Adèle Haenel, auréolée de deux César pour les films Suzanne en 2014 et Les Combattants en 2015, a déclaré à Mediapart : “Je ne bougeais pas, il m’en voulait de ne pas consentir. (…) Je suis vraiment en colère. Je veux raconter un abus malheureusement banal et dénoncer le système de silence et de complicité qui, derrière, rend cela possible.

Le témoignage de la star s’ajoute à une enquête minutieuse longue de sept mois au cours de laquelle pas moins d’une trentaine de personnes ont été interrogées. Parmi elles, la régisseuse générale du film, Laëtitia. “Les rapports qu’entretenait Christophe avec Adèle n’étaient pas normaux, a-t-elle confié. On avait l’impression que c’était sa fiancée. On n’avait quasiment pas le droit de l’approcher ou de parler avec elle, parce qu’il voulait qu’elle reste dans son rôle en permanence. Lui seul avait le droit d’être vraiment en contact avec elle. On était très mal à l’aise dans l’équipe.
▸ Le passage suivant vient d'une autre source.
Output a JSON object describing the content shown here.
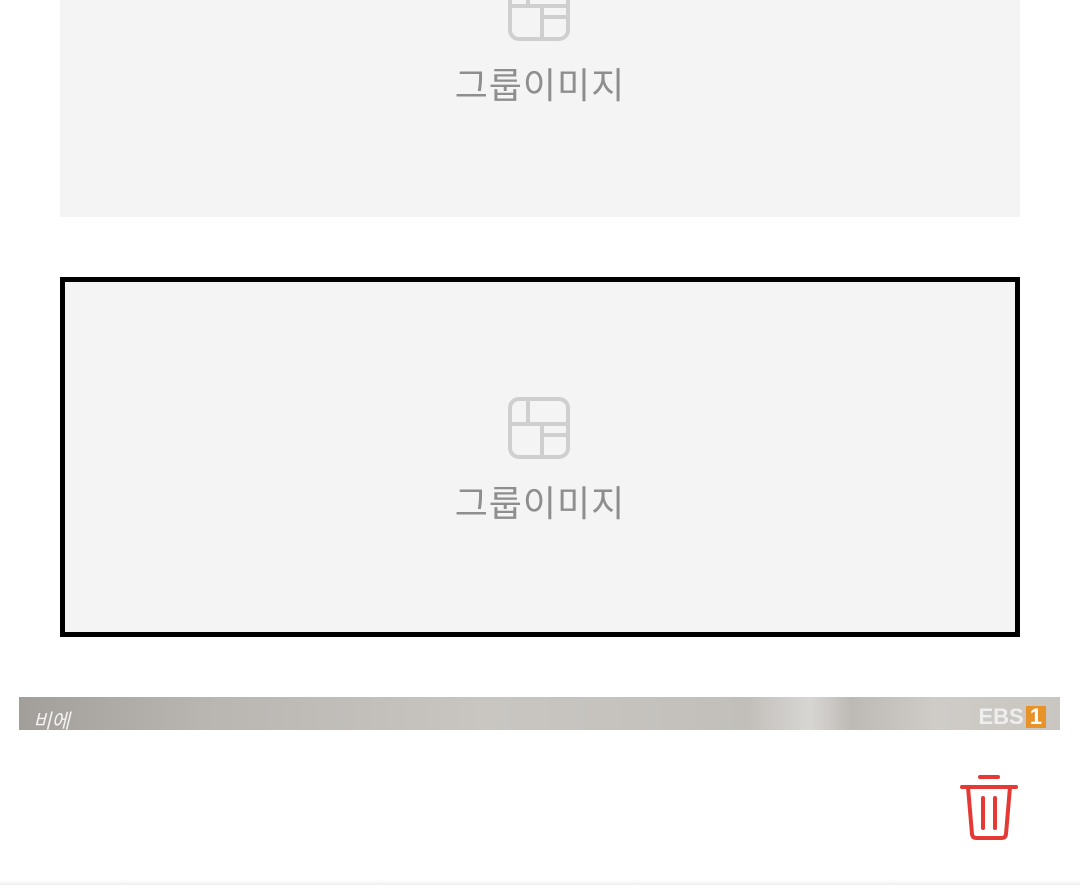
{
  "group_cards": [
    {
      "icon": "group-image-icon",
      "label": "그룹이미지",
      "selected": false
    },
    {
      "icon": "group-image-icon",
      "label": "그룹이미지",
      "selected": true
    }
  ],
  "thumbnail": {
    "left_mark": "비에",
    "logo_text": "EBS",
    "logo_number": "1"
  },
  "actions": {
    "delete_icon": "trash-icon",
    "delete_color": "#e53935"
  },
  "colors": {
    "card_background": "#f4f4f4",
    "placeholder_text": "#8e8e8e",
    "selected_border": "#000000"
  }
}
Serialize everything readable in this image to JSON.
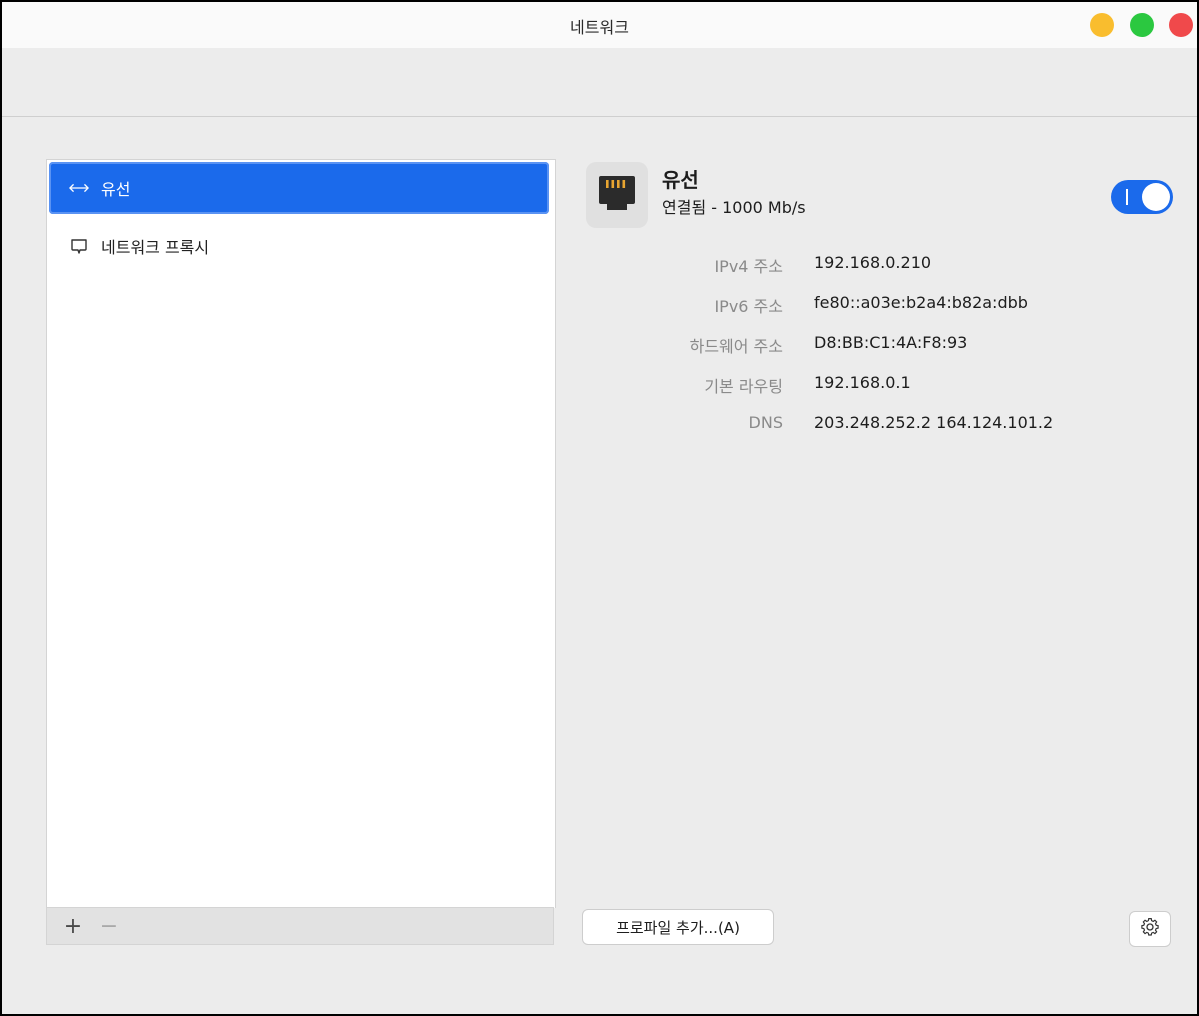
{
  "window": {
    "title": "네트워크"
  },
  "sidebar": {
    "items": [
      {
        "label": "유선",
        "icon": "ethernet-arrows-icon",
        "selected": true
      },
      {
        "label": "네트워크 프록시",
        "icon": "proxy-icon",
        "selected": false
      }
    ],
    "footer": {
      "add_label": "+",
      "remove_label": "−"
    }
  },
  "detail": {
    "name": "유선",
    "status": "연결됨 - 1000 Mb/s",
    "enabled": true,
    "info": [
      {
        "label": "IPv4 주소",
        "value": "192.168.0.210"
      },
      {
        "label": "IPv6 주소",
        "value": "fe80::a03e:b2a4:b82a:dbb"
      },
      {
        "label": "하드웨어 주소",
        "value": "D8:BB:C1:4A:F8:93"
      },
      {
        "label": "기본 라우팅",
        "value": "192.168.0.1"
      },
      {
        "label": "DNS",
        "value": "203.248.252.2 164.124.101.2"
      }
    ],
    "add_profile_label": "프로파일 추가...(A)"
  },
  "colors": {
    "accent": "#1b6aeb",
    "traffic_yellow": "#f9bd2e",
    "traffic_green": "#2bc840",
    "traffic_red": "#f0494b"
  }
}
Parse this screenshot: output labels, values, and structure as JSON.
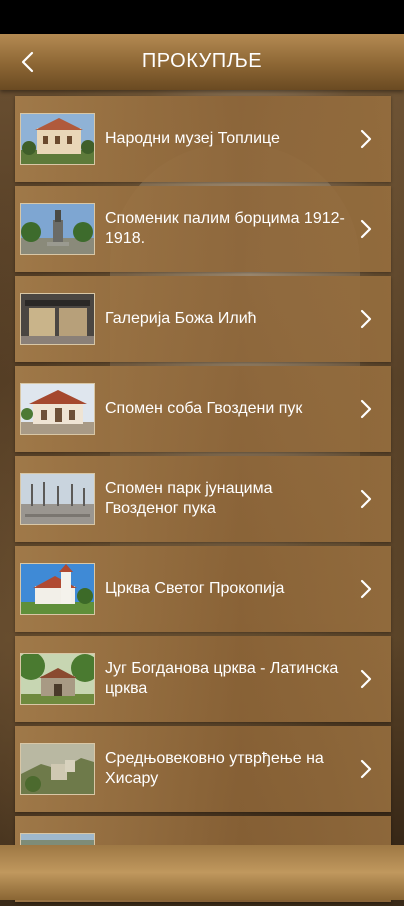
{
  "header": {
    "title": "ПРОКУПЉЕ",
    "back_icon": "chevron-left-icon"
  },
  "items": [
    {
      "label": "Народни музеј Топлице",
      "thumb": "museum-photo"
    },
    {
      "label": "Споменик палим борцима 1912-1918.",
      "thumb": "monument-photo"
    },
    {
      "label": "Галерија Божа Илић",
      "thumb": "gallery-photo"
    },
    {
      "label": "Спомен соба Гвоздени пук",
      "thumb": "memorial-room-photo"
    },
    {
      "label": "Спомен парк јунацима Гвозденог пука",
      "thumb": "memorial-park-photo"
    },
    {
      "label": "Црква Светог Прокопија",
      "thumb": "church-photo"
    },
    {
      "label": "Југ Богданова црква - Латинска црква",
      "thumb": "latin-church-photo"
    },
    {
      "label": "Средњовековно утврђење на Хисару",
      "thumb": "fortress-photo"
    },
    {
      "label": "",
      "thumb": "partial-photo"
    }
  ],
  "colors": {
    "accent": "#8c6634",
    "text": "#ffffff"
  }
}
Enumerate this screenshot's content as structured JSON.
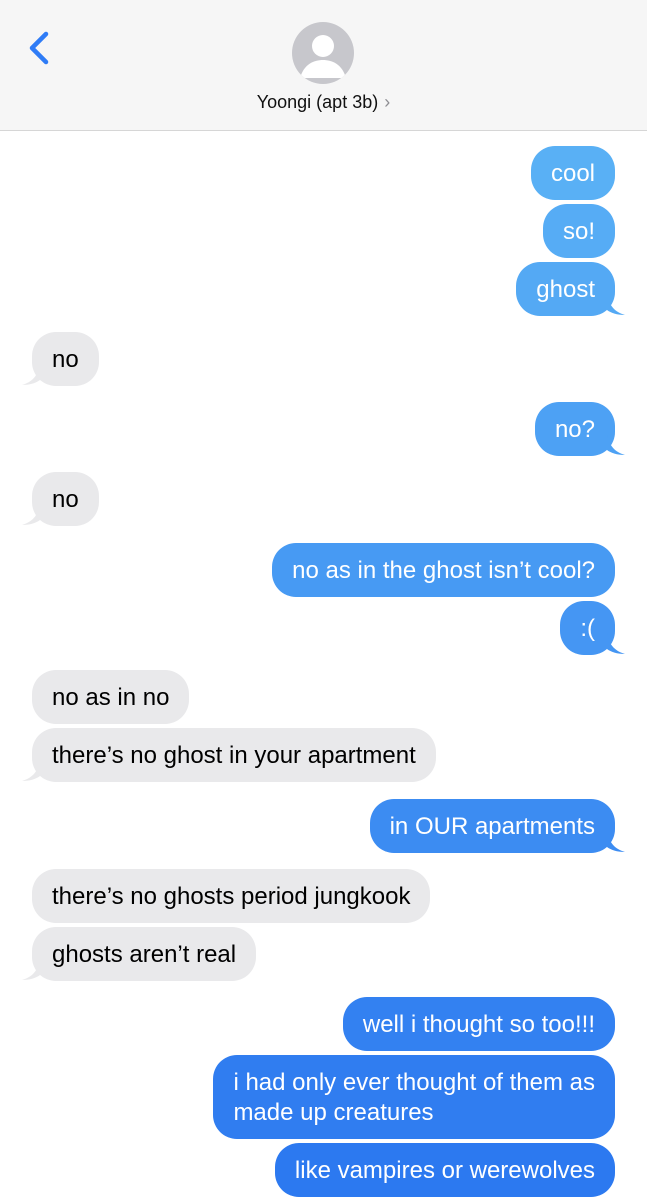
{
  "header": {
    "contact_name": "Yoongi (apt 3b)",
    "back_icon": "chevron-left-icon",
    "avatar_icon": "person-silhouette-icon",
    "disclosure_icon": "chevron-right-icon",
    "colors": {
      "accent": "#2f7cf6",
      "header_bg": "#f6f6f6"
    }
  },
  "colors": {
    "sent_top": "#5ab1f5",
    "sent_bottom": "#2b77f0",
    "received": "#e9e9eb"
  },
  "messages": [
    {
      "from": "me",
      "text": "cool"
    },
    {
      "from": "me",
      "text": "so!"
    },
    {
      "from": "me",
      "text": "ghost"
    },
    {
      "from": "them",
      "text": "no"
    },
    {
      "from": "me",
      "text": "no?"
    },
    {
      "from": "them",
      "text": "no"
    },
    {
      "from": "me",
      "text": "no as in the ghost isn’t cool?"
    },
    {
      "from": "me",
      "text": ":("
    },
    {
      "from": "them",
      "text": "no as in no"
    },
    {
      "from": "them",
      "text": "there’s no ghost in your apartment"
    },
    {
      "from": "me",
      "text": "in OUR apartments"
    },
    {
      "from": "them",
      "text": "there’s no ghosts period jungkook"
    },
    {
      "from": "them",
      "text": "ghosts aren’t real"
    },
    {
      "from": "me",
      "text": "well i thought so too!!!"
    },
    {
      "from": "me",
      "text": "i had only ever thought of them as\nmade up creatures"
    },
    {
      "from": "me",
      "text": "like vampires or werewolves"
    }
  ]
}
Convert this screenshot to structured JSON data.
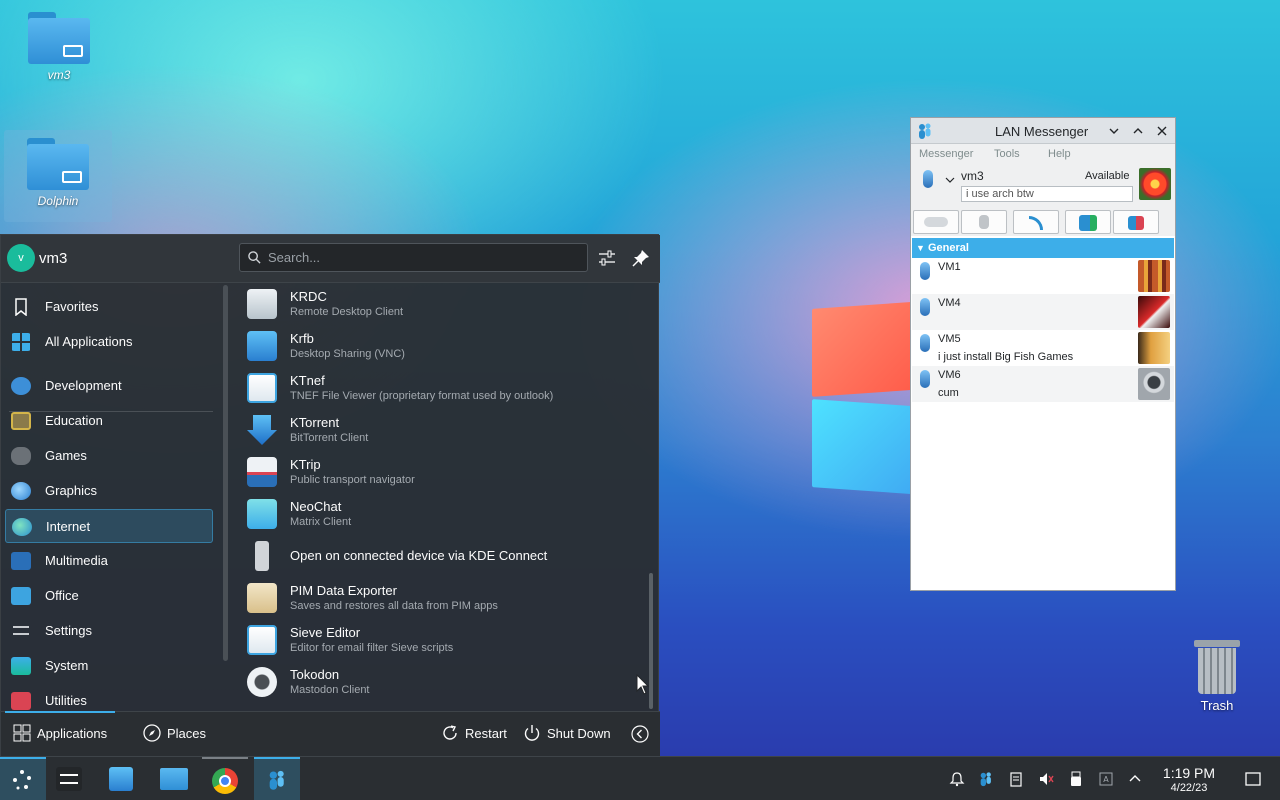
{
  "desktop": {
    "icons": [
      {
        "label": "vm3"
      },
      {
        "label": "Dolphin"
      }
    ],
    "trash_label": "Trash"
  },
  "launcher": {
    "user": {
      "initial": "v",
      "name": "vm3"
    },
    "search": {
      "placeholder": "Search..."
    },
    "categories": [
      {
        "label": "Favorites"
      },
      {
        "label": "All Applications"
      },
      {
        "label": "Development"
      },
      {
        "label": "Education"
      },
      {
        "label": "Games"
      },
      {
        "label": "Graphics"
      },
      {
        "label": "Internet"
      },
      {
        "label": "Multimedia"
      },
      {
        "label": "Office"
      },
      {
        "label": "Settings"
      },
      {
        "label": "System"
      },
      {
        "label": "Utilities"
      }
    ],
    "active_category": "Internet",
    "apps": [
      {
        "name": "KRDC",
        "desc": "Remote Desktop Client"
      },
      {
        "name": "Krfb",
        "desc": "Desktop Sharing (VNC)"
      },
      {
        "name": "KTnef",
        "desc": "TNEF File Viewer (proprietary format used by outlook)"
      },
      {
        "name": "KTorrent",
        "desc": "BitTorrent Client"
      },
      {
        "name": "KTrip",
        "desc": "Public transport navigator"
      },
      {
        "name": "NeoChat",
        "desc": "Matrix Client"
      },
      {
        "name": "Open on connected device via KDE Connect",
        "desc": ""
      },
      {
        "name": "PIM Data Exporter",
        "desc": "Saves and restores all data from PIM apps"
      },
      {
        "name": "Sieve Editor",
        "desc": "Editor for email filter Sieve scripts"
      },
      {
        "name": "Tokodon",
        "desc": "Mastodon Client"
      }
    ],
    "footer": {
      "applications": "Applications",
      "places": "Places",
      "restart": "Restart",
      "shutdown": "Shut Down"
    }
  },
  "messenger": {
    "title": "LAN Messenger",
    "menu": [
      "Messenger",
      "Tools",
      "Help"
    ],
    "user": {
      "name": "vm3",
      "status": "Available",
      "note": "i use arch btw"
    },
    "group": "General",
    "peers": [
      {
        "name": "VM1",
        "message": ""
      },
      {
        "name": "VM4",
        "message": ""
      },
      {
        "name": "VM5",
        "message": "i just install Big Fish Games"
      },
      {
        "name": "VM6",
        "message": "cum"
      }
    ]
  },
  "taskbar": {
    "clock": {
      "time": "1:19 PM",
      "date": "4/22/23"
    }
  },
  "colors": {
    "accent": "#3daee9",
    "panel": "#2a2e32",
    "launcher_bg": "#2a2e32"
  }
}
Le réalisateur Christophe Ruggia (54 ans), qui a également réalisé le film Dans la tourmente en 2012, a refusé de répondre aux questions de Mediapart, mais nie les faits qui lui sont reprochés par la voix de ses avocats. Ainsi, il “réfute catégoriquement avoir exercé un harcèlement quelconque ou toute espèce d’attouchement sur cette jeune fille alors mineure“.